We have not lost our altruism or desire to make a difference.

Now, with the gift of time, the wisdom of experience and a little old fashioned flower power, we can.

Volunteer opportunities abound in every community. Whether you prefer working directly with people or behind the scenes in administration, many organizations need your help. You don’t have to look any further than your local hospital or school to find interesting volunteer work. Hospital volunteers work as friendly visitors, nurses’ aids and recreation leaders. They bring library carts to patients’ bedsides, work in the gift shop or assist in clerical duties. School volunteers work as teachers’ assistants, tutors, playground attendants and clerical aids.

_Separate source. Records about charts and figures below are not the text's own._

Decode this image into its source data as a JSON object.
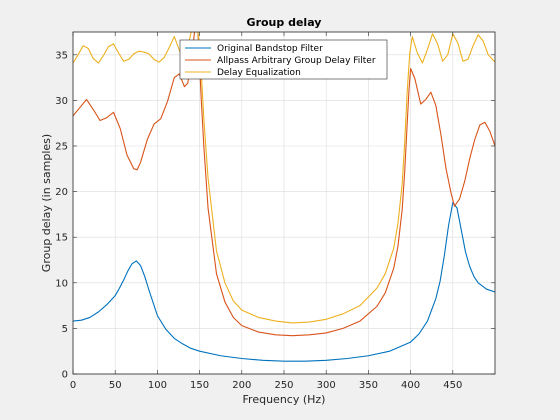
{
  "chart_data": {
    "type": "line",
    "title": "Group delay",
    "xlabel": "Frequency (Hz)",
    "ylabel": "Group delay (in samples)",
    "xlim": [
      0,
      500
    ],
    "ylim": [
      0,
      37.5
    ],
    "xticks": [
      0,
      50,
      100,
      150,
      200,
      250,
      300,
      350,
      400,
      450
    ],
    "yticks": [
      0,
      5,
      10,
      15,
      20,
      25,
      30,
      35
    ],
    "grid": true,
    "legend_position": "top-center",
    "series": [
      {
        "name": "Original Bandstop Filter",
        "color": "#0072BD",
        "x": [
          0,
          10,
          20,
          30,
          40,
          50,
          55,
          60,
          65,
          70,
          75,
          80,
          85,
          90,
          95,
          100,
          110,
          120,
          130,
          140,
          150,
          175,
          200,
          225,
          250,
          275,
          300,
          325,
          350,
          375,
          400,
          410,
          420,
          430,
          435,
          440,
          445,
          450,
          455,
          460,
          465,
          470,
          475,
          480,
          490,
          500
        ],
        "y": [
          5.8,
          5.9,
          6.2,
          6.8,
          7.6,
          8.6,
          9.4,
          10.3,
          11.3,
          12.1,
          12.4,
          11.9,
          10.7,
          9.2,
          7.8,
          6.4,
          4.9,
          3.9,
          3.3,
          2.8,
          2.5,
          2.0,
          1.7,
          1.5,
          1.4,
          1.4,
          1.5,
          1.7,
          2.0,
          2.5,
          3.5,
          4.4,
          5.8,
          8.3,
          10.2,
          13.0,
          16.3,
          18.8,
          18.2,
          15.8,
          13.4,
          11.8,
          10.7,
          10.0,
          9.3,
          9.0
        ]
      },
      {
        "name": "Allpass Arbitrary Group Delay Filter",
        "color": "#D95319",
        "x": [
          0,
          8,
          16,
          24,
          32,
          40,
          48,
          56,
          64,
          72,
          76,
          80,
          88,
          96,
          104,
          112,
          120,
          126,
          132,
          136,
          140,
          144,
          148,
          150,
          152,
          155,
          160,
          170,
          180,
          190,
          200,
          220,
          240,
          260,
          280,
          300,
          320,
          340,
          360,
          370,
          380,
          385,
          390,
          393,
          396,
          398,
          400,
          405,
          412,
          418,
          424,
          430,
          436,
          442,
          448,
          452,
          458,
          464,
          470,
          476,
          482,
          488,
          494,
          500
        ],
        "y": [
          28.3,
          29.2,
          30.1,
          29.0,
          27.8,
          28.1,
          28.7,
          26.9,
          24.0,
          22.5,
          22.4,
          23.2,
          25.7,
          27.4,
          28.0,
          29.9,
          32.5,
          32.9,
          31.5,
          31.9,
          34.2,
          37.5,
          37.5,
          34.0,
          30.0,
          25.0,
          18.2,
          11.0,
          7.9,
          6.2,
          5.3,
          4.6,
          4.3,
          4.2,
          4.3,
          4.5,
          5.0,
          5.8,
          7.4,
          8.9,
          11.6,
          14.0,
          18.0,
          22.2,
          27.5,
          31.0,
          33.5,
          32.4,
          29.6,
          30.1,
          30.9,
          29.4,
          26.2,
          22.5,
          19.8,
          18.4,
          19.2,
          21.1,
          23.6,
          25.7,
          27.3,
          27.6,
          26.6,
          25.0
        ]
      },
      {
        "name": "Delay Equalization",
        "color": "#EDB120",
        "x": [
          0,
          6,
          12,
          18,
          24,
          30,
          36,
          42,
          48,
          54,
          60,
          66,
          72,
          78,
          84,
          90,
          96,
          102,
          108,
          114,
          120,
          126,
          132,
          136,
          140,
          144,
          148,
          150,
          152,
          155,
          160,
          170,
          180,
          190,
          200,
          220,
          240,
          260,
          280,
          300,
          320,
          340,
          360,
          370,
          380,
          385,
          390,
          393,
          396,
          399,
          402,
          408,
          414,
          420,
          426,
          432,
          438,
          444,
          450,
          456,
          462,
          468,
          474,
          480,
          486,
          492,
          500
        ],
        "y": [
          34.1,
          35.0,
          36.0,
          35.7,
          34.6,
          34.1,
          34.9,
          35.9,
          36.2,
          35.2,
          34.3,
          34.5,
          35.1,
          35.4,
          35.3,
          35.1,
          34.5,
          34.2,
          34.7,
          35.8,
          37.0,
          35.5,
          34.4,
          35.8,
          37.5,
          37.5,
          37.5,
          36.0,
          33.0,
          28.0,
          21.5,
          13.5,
          10.0,
          8.0,
          7.0,
          6.2,
          5.8,
          5.6,
          5.7,
          6.0,
          6.6,
          7.5,
          9.4,
          11.0,
          13.8,
          16.5,
          20.8,
          25.4,
          31.0,
          35.2,
          37.0,
          35.2,
          34.1,
          35.6,
          37.3,
          36.2,
          34.3,
          35.0,
          37.3,
          36.3,
          34.3,
          34.5,
          36.0,
          37.2,
          36.5,
          35.0,
          34.2
        ]
      }
    ]
  }
}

Religious organizations have highly organized volunteer programs to meet the needs of their communities, including assistance to children, the homeless and the homebound. Social Service Agencies welcome volunteer assistance with such programs as job development, drug and alcohol abuse, crisis intervention, battered women, pre school care and assistance for disabled people.

If you are politically minded, consider working for a political party or candidate. You may become involved in voter registration, special-interest lobbies, or consumer-advocacy. If you are concerned about environmental issues, activist organizations, parks, zoos and community gardens; all welcome volunteers. If culture is your thing, dance and theater companies, museums, orchestras and libraries rely on volunteers for ushers, guides, fundraising and public relations.

You need not limit yourself to organized volunteer opportunities. Invent your own job. On a trip to Port Au Prince, Haiti, Larry and Frances Jones were struck by the poverty they witnessed and wondered why children starve while America’s storage elevators overflow with grain. This simple observation and the commitment to do something about it, led the Jones’s to establish Feed The Children the third largest charity in the United States. From its humble beginnings in their kitchen in 1979, Feed the Children now helps feed the hungry all over the world.

Volunteer opportunities come in all forms and sizes, from large Federal Programs to those of your own making. Whether you want to use your professional skills to give back Save the World, mentor a child, or go on a volunteer vacation there are volunteer opportunities or you.